Da meine Familie ja seit Jahrhunderten Großmugler sind und wir im Ort immer schon sehr gut integriert sind, gab und gibt es in diese Richtung überhaupt keine Probleme. Natürlich glaubten viele, dass wir unser Konzept eines vegetarischen Gasthauses in dieser Gegend recht bald wieder aufgeben werden müssen. Aber die Menschen sahen, dass wir sehr bestrebt sind besondere Qualität und Frische zu bieten. Und das wurde dann von der Bevölkerung allmählich anerkannt und mittlerweile haben wir in Großmugl einen Vegetarier- und Veganeranteil, der deutlich über dem Bundesdurchschnitt liegt.
Wie konnten die Gäste geworben werden?
Wir haben so gut wie nie Werbung für unser Lokal machen müssen. Fast ausschließlich durch Mundpropaganda fanden die Leute zu uns. Es ist in unserem Fall nicht besonders leicht Menschen in unser Gasthaus zu bekommen. Aber wir haben verglichen mit anderen Lokalen einen au-ßerordentlich hohen Wert an Erstgästen, die mit der Zeit Stammgäste werden. D.h. es besteht schon eine gewisse Hürde in ein vegetarisch/veganes Restaurant zu gehen. Aber wenn man die Speisen erst einmal probiert hat, ist man meist überrascht, wie gut das alles schmeckt.

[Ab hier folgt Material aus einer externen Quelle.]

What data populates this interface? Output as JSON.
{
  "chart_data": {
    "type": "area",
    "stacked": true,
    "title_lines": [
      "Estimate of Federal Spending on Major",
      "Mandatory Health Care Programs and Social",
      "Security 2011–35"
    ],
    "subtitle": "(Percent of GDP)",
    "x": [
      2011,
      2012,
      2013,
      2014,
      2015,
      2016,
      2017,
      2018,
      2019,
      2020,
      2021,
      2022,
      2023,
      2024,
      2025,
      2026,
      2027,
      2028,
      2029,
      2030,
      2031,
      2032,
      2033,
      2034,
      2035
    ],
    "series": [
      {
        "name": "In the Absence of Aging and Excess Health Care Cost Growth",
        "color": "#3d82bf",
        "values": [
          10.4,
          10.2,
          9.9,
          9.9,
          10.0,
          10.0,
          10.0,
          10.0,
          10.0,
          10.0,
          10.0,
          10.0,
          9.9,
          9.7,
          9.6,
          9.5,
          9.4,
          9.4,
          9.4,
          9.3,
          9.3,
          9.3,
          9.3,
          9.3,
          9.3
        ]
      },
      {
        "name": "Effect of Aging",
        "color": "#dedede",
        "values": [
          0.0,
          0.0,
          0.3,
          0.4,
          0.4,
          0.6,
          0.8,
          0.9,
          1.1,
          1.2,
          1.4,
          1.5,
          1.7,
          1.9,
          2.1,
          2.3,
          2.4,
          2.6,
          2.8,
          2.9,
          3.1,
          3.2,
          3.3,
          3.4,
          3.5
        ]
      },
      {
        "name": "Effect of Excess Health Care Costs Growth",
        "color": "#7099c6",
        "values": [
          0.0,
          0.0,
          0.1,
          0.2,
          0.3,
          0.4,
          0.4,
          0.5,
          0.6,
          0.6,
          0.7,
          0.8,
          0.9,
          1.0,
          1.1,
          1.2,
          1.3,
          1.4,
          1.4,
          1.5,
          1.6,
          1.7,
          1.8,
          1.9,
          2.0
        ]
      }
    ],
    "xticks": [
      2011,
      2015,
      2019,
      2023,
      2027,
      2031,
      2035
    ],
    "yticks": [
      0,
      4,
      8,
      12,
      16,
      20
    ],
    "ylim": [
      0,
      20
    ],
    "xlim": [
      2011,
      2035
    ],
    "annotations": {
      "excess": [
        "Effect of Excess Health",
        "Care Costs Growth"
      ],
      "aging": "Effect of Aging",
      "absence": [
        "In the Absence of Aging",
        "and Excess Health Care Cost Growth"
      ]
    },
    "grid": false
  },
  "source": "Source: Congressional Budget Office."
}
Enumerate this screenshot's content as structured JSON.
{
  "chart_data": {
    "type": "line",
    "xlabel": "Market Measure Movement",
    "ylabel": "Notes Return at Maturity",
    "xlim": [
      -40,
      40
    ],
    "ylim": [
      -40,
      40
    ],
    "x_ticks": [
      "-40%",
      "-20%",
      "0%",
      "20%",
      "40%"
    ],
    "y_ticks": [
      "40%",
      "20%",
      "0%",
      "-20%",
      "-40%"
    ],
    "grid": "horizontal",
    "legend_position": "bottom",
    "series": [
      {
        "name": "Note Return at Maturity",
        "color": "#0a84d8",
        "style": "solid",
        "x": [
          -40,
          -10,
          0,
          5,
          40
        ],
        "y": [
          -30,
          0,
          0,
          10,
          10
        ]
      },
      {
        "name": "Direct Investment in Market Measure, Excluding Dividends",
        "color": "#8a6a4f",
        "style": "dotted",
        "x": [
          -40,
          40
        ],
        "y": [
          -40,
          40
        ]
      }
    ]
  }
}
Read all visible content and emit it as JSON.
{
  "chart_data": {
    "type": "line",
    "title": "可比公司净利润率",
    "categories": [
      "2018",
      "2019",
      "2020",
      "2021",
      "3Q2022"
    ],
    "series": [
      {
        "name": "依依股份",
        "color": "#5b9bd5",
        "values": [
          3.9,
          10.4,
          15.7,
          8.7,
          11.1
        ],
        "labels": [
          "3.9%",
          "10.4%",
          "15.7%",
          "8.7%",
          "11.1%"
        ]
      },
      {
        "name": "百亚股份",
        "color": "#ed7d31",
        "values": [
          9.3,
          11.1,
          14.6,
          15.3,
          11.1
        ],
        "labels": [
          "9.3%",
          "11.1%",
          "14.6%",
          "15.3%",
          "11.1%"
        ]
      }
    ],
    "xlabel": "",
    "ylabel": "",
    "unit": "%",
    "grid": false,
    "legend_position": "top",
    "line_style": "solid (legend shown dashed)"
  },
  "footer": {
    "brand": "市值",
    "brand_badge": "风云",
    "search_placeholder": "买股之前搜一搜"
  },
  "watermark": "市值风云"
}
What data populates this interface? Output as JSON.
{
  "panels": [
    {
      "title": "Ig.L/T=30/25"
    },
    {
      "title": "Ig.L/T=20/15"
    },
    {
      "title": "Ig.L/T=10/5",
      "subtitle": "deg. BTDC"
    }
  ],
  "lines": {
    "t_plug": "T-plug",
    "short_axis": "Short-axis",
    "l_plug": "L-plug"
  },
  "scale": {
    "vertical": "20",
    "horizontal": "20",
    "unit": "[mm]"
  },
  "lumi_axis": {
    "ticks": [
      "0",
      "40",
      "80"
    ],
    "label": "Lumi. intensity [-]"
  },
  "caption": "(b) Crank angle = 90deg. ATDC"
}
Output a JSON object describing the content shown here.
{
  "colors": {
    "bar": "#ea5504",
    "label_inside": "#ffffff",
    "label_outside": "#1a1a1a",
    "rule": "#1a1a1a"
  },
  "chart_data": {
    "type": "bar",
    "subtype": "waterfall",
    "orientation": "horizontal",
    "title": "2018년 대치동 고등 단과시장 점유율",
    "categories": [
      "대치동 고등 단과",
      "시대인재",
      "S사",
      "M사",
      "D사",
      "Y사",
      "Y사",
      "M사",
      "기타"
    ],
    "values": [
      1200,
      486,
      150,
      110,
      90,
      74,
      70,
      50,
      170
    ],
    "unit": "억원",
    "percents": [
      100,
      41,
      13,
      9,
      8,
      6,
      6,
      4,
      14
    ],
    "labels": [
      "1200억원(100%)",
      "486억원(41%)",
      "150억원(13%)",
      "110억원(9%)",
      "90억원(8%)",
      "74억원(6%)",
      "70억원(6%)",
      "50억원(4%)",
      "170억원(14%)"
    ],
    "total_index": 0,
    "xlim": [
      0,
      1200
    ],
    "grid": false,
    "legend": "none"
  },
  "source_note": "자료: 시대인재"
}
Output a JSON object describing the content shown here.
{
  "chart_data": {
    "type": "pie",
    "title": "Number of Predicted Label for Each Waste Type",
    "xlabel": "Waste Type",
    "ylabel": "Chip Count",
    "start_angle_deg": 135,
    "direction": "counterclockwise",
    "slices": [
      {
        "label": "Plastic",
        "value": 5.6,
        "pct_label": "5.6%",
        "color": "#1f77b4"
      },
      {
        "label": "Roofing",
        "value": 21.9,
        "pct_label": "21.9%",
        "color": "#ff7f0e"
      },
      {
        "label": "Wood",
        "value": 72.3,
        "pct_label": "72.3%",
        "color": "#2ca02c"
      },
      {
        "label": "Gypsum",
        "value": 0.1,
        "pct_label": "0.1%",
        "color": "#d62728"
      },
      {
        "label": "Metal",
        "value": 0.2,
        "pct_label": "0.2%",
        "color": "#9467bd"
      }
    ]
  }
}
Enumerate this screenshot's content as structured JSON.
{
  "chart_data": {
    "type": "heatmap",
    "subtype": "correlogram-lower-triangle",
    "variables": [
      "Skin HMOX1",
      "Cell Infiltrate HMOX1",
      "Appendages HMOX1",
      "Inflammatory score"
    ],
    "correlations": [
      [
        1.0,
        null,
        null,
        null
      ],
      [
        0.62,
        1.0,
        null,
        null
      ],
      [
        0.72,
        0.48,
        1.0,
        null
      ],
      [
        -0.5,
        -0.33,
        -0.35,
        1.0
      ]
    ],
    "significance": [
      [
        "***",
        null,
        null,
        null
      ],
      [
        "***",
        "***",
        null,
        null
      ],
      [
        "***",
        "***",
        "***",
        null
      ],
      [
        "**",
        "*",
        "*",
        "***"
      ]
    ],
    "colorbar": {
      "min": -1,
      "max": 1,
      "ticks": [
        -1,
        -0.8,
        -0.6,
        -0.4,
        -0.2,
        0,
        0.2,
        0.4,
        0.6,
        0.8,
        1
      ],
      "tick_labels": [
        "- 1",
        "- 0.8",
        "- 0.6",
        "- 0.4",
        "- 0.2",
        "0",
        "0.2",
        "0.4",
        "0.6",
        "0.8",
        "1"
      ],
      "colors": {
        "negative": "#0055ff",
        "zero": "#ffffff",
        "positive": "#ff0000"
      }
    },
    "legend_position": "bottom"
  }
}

anima: Woher kommen die Gäste? Von fern oder nah? Aus Wien?


Charly Schillinger: Unter der Woche haben wir hauptsächlich Gäste aus der Umgebung. Am Wochenende, wo das Lokal meist sehr voll ist, kommen Gäste hauptsächlich aus Wien aber sehr häufig auch von noch weiter her.


anima: Soziale Zusammensetzung?


Charly Schillinger: Ganz bunt gemischt.


anima: Besteht Ihr Gästeklientel eher aus konsequenten Veggies ?


Charly Schillinger: Ca. jeder dritte Gast ist im Schnitt Vegetarier oder Veganer.


anima: Hat der Betrieb auch noch die Funktion eines Dorfgasthauses für die örtliche Bevölkerung?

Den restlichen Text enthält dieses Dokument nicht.